Writing in The New Yorker last week, Corey Robin argues that the violent and authoritarian world-view of Justice Thomas (R) has much more internal consistency than we on the left usually ascribe to it, but that doesn't make it better:
Thomas’s argument against substantive due process is more than doctrinal. It’s political. In a speech before the Federalist Society and the Manhattan Institute which he gave in his second year on the Court, Thomas linked a broad reading of the due-process clause, with its ever-expanding list of “unenumerated” rights, to a liberal “rights revolution” that has undermined traditional authority and generated a culture of permissiveness and passivity. That revolution, which began with the New Deal and peaked in the nineteen-sixties, established the welfare state, weakened criminal law, and promulgated sexual freedom. The result has been personal dissipation and widespread disorder. Workers lose their incentive to labor. Men abandon wives and children. Criminals roam and rule the streets.

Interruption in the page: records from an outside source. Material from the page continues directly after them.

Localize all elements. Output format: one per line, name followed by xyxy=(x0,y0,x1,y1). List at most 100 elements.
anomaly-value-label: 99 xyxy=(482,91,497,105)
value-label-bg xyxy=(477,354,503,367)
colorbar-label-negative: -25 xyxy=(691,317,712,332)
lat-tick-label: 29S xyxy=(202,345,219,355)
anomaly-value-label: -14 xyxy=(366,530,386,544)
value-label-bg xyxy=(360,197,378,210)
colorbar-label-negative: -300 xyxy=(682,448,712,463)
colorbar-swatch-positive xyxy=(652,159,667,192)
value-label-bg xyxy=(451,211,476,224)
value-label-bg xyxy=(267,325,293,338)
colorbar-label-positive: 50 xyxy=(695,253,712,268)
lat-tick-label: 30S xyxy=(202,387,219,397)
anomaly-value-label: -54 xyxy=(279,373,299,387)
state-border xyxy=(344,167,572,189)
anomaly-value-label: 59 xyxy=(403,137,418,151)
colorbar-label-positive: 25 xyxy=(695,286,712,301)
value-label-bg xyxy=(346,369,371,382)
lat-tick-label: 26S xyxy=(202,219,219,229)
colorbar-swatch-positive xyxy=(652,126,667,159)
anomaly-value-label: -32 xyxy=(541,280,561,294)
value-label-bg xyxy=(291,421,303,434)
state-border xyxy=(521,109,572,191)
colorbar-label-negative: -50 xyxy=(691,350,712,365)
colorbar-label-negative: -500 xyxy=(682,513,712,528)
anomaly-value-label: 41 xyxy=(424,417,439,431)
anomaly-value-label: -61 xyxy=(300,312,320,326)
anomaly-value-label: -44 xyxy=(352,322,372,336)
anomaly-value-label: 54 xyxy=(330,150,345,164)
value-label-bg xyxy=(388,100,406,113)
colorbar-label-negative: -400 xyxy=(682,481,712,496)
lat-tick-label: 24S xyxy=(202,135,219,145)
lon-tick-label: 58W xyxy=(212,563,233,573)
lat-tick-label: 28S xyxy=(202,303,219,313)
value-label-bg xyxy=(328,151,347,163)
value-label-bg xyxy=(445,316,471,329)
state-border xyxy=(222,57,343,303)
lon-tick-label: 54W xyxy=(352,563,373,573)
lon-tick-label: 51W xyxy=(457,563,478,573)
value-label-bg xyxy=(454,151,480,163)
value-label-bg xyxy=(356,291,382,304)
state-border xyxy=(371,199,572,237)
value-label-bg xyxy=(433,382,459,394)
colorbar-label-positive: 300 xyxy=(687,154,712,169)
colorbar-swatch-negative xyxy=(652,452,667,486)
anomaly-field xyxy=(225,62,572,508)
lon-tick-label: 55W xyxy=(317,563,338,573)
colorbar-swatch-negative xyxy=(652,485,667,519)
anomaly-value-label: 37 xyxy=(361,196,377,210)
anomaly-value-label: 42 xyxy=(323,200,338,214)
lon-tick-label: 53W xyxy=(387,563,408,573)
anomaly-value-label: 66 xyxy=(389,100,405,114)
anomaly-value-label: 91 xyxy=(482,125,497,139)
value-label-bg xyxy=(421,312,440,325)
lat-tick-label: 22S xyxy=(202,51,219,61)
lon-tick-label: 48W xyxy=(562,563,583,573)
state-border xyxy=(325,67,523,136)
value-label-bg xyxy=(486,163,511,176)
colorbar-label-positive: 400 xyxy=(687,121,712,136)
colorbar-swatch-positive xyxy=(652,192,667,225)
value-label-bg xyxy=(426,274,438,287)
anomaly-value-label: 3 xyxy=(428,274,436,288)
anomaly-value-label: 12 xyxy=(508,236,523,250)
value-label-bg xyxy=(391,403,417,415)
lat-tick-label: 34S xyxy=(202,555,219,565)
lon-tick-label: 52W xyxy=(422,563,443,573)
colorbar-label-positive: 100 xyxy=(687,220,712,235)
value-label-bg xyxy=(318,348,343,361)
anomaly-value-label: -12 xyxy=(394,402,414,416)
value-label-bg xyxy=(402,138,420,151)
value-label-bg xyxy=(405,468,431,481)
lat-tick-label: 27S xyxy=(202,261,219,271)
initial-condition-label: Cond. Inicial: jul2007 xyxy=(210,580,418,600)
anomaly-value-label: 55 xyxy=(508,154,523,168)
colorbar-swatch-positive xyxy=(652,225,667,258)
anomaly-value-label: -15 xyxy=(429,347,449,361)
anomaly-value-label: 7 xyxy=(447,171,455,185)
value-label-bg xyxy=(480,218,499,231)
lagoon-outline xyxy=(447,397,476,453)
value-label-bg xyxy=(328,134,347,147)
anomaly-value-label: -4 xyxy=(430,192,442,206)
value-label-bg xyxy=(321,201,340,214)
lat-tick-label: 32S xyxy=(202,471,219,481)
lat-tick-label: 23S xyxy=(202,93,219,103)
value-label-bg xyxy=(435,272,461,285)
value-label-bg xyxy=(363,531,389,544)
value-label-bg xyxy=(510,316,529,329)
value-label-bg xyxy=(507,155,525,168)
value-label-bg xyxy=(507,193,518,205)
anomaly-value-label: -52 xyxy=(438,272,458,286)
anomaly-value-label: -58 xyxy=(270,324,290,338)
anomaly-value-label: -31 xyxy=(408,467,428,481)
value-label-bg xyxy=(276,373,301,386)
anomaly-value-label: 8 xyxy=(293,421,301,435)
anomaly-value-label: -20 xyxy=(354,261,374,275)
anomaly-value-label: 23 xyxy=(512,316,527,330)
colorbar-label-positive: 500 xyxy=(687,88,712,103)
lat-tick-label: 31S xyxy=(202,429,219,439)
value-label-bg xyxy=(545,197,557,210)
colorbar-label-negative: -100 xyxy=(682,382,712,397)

Liberals often claim that there is something hypocritical, if not perverse, about conservatives enshrining the right to bear arms without enshrining the right to abortion. Conservatives have an easy response: one right is found in the Constitution, both as tradition and text; the other is not. That’s what Justice Samuel Alito argues in Dobbs and in his concurrence, the day before, in New York State Rifle & Pistol Association, Inc., et al. v. Bruen, which struck down part of New York’s concealed-carry law.
Bodily autonomy is so foundational to contemporary understandings of freedom, however, that it’s hard to imagine a reason for denying it to women other than the fact that they are women. The fetish for guns, meanwhile, can seem like little more than a transposition of America’s white settler past onto its white suburban present....
Today’s felt absence of physical security is the culmination of a decades-long war against social welfare. In the face of a state that won’t do anything about climate change, economic inequality, personal debt, voting rights, and women’s rights, it’s no wonder that an increasing portion of the population, across all races, genders, and beliefs, have determined that the best way to protect themselves, and their families, is by getting a gun. A society with no rights, no freedoms, except for those you claim yourself—this was always Thomas’s vision of the world. Now, for many Americans, it is the only one available.
To sum up our current state of affairs: it might have helped the United States if politicians on the left had taken seriously the worries that many of us expressed about the right's march to power. A minority dedicated to controlling the majority can succeed for a long, long time, until it wrecks the foundations of the society too much to survive. Just ask South Africa how that can go.